神崎の目には、白骨の横に、ピンクのヘアゴムでポニーテールに結んだ少女が立っているのが見えている。
「ようやく見つけた。散々ふざけたことしやがって…」
“おねえちゃんを連れていこうとしてごめんなさい…。ちょっと、らんぼうだった…かな?”
しゅん、とする少女―――毬江。
やはり妹だけあって、面影が菊江と似ていた。
「乱暴どころじゃねーよ。引きずってたじゃねえか」
“わるぎは…ないの…。マリーが…言うこと聞いてくれなくて…”
神崎の視線が白骨に抱かれたマリー人形に移る。
じ、と神崎を見つめているようだった。
“……おうちにかえりたい…。きくえおねえちゃんに…「怒ってごめんね」って言いたいの…。ちゃんといいたいの…。でも…、ムリ…だよね。だって…、たぶん、わたし……”
自身が死んでいることには薄々気づいているのだろう。
神崎は金属バットを足下に置き、触れられない頭を撫でる。
「ここに落ちちまったのか?」
毬江は首を横に振る。
“記憶がぼんやりで…。家を飛び出したあと…、しばらくして…誰かに押さえつけられて……”
「押さえつけられた?」
“うん…。そのあと…えっと…息苦しくなって…、気が付いたら…、ここにいて…”
神崎の脳裏に疑問がよぎる。
もしかして、毬江は遭難した挙句力尽きたのではなく、誰かに殺害されたのではないか、と。
惨いことに、首を絞められて。
まさかとは思っていた。
邦枝に見えなかったものが自分に見えるはずがないと。
邦枝の体から黒いモヤが抜け出て、自身の胸の中心を通過して見えた映像。
きっと、地下室の棚に置かれたマリー人形の記憶だろう。
毬江が地下室に来てしまった時は、ドアは半開きのままだった。
だが、誰かの手により、閉められてしまう。
マリー人形の視点で半開きのドアから見えたのは、人間の手と、嘲笑うような目。
だから神崎はあの時、久々津夫妻に尋問したのだ。
「…誰に押さえつけられたか、わかるか?」
毬江は記憶をたどっているのか、わずかにうつむいた。
“……あの声……。そう…、確か、あの声は…――――”
「…!!」
思い出して口にする毬江に、神崎は大きく目を見開いた。
「……そうか」
殺されてしまった動機も判明した。
“ねえ、おにいちゃん…、わたし…どうなるの?”
不安げな毬江は見えない目で神崎を見上げた。
大きな可愛らしい瞳なのに、何も映っていない。
神崎は数珠を腕に巻き付け、札を両手に貼り付けてから、毬江の小さな体を優しく抱き上げた。

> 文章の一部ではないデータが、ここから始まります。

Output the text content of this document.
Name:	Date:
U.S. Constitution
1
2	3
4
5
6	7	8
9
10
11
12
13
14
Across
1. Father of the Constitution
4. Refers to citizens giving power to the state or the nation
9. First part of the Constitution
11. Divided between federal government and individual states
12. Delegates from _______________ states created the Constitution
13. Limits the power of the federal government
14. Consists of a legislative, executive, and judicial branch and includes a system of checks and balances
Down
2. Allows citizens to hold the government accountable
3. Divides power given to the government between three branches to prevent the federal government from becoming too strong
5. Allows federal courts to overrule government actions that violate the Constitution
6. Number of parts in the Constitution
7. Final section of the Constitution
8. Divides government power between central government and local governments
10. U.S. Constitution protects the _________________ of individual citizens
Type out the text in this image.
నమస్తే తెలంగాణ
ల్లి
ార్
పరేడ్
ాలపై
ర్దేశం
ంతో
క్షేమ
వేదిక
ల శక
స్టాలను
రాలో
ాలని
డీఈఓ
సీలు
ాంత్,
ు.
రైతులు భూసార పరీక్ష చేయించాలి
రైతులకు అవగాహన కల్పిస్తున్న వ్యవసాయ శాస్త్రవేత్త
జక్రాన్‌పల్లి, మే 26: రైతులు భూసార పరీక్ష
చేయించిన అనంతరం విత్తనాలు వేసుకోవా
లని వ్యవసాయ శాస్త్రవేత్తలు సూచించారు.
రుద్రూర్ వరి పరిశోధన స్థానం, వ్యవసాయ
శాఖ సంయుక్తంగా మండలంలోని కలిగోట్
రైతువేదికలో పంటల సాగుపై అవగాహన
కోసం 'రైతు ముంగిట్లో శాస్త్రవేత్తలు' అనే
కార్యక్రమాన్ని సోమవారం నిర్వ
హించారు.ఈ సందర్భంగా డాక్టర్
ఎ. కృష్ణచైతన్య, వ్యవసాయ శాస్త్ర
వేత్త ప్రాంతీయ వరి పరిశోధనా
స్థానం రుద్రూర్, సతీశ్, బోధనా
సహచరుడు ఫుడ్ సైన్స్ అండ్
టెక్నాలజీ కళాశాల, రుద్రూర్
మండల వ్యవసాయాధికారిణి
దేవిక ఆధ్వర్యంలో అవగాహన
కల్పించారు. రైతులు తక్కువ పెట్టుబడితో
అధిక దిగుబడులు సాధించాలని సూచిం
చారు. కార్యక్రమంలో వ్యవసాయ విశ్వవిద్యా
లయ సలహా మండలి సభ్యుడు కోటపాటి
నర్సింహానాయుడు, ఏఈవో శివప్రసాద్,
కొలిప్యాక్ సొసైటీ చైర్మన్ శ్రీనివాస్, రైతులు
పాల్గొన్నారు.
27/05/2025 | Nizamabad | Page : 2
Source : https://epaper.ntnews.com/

「ここから連れ出してやるよ。ちゃんと日の当たる場所で眠るんだ」
“でも、マリーが、「行くな」って…”
「そろそろ姉ちゃんを、安心させてやれ」
“……………”
毬江は無言になったが、やがて小さく頷いて神崎の肩口に頭を預け、眠るように目を閉じた。
“おにいちゃん、いい匂いがする…”
そう呟くと、毬江の体が徐々に光となって消えた。
「…終わったか?」
背後から声をかけられて振り返ると、ぐったりとしている邦枝に肩を貸した姫川が壁にもたれかかっていた。
「…まだだ」
まだすべてが解決したわけではない。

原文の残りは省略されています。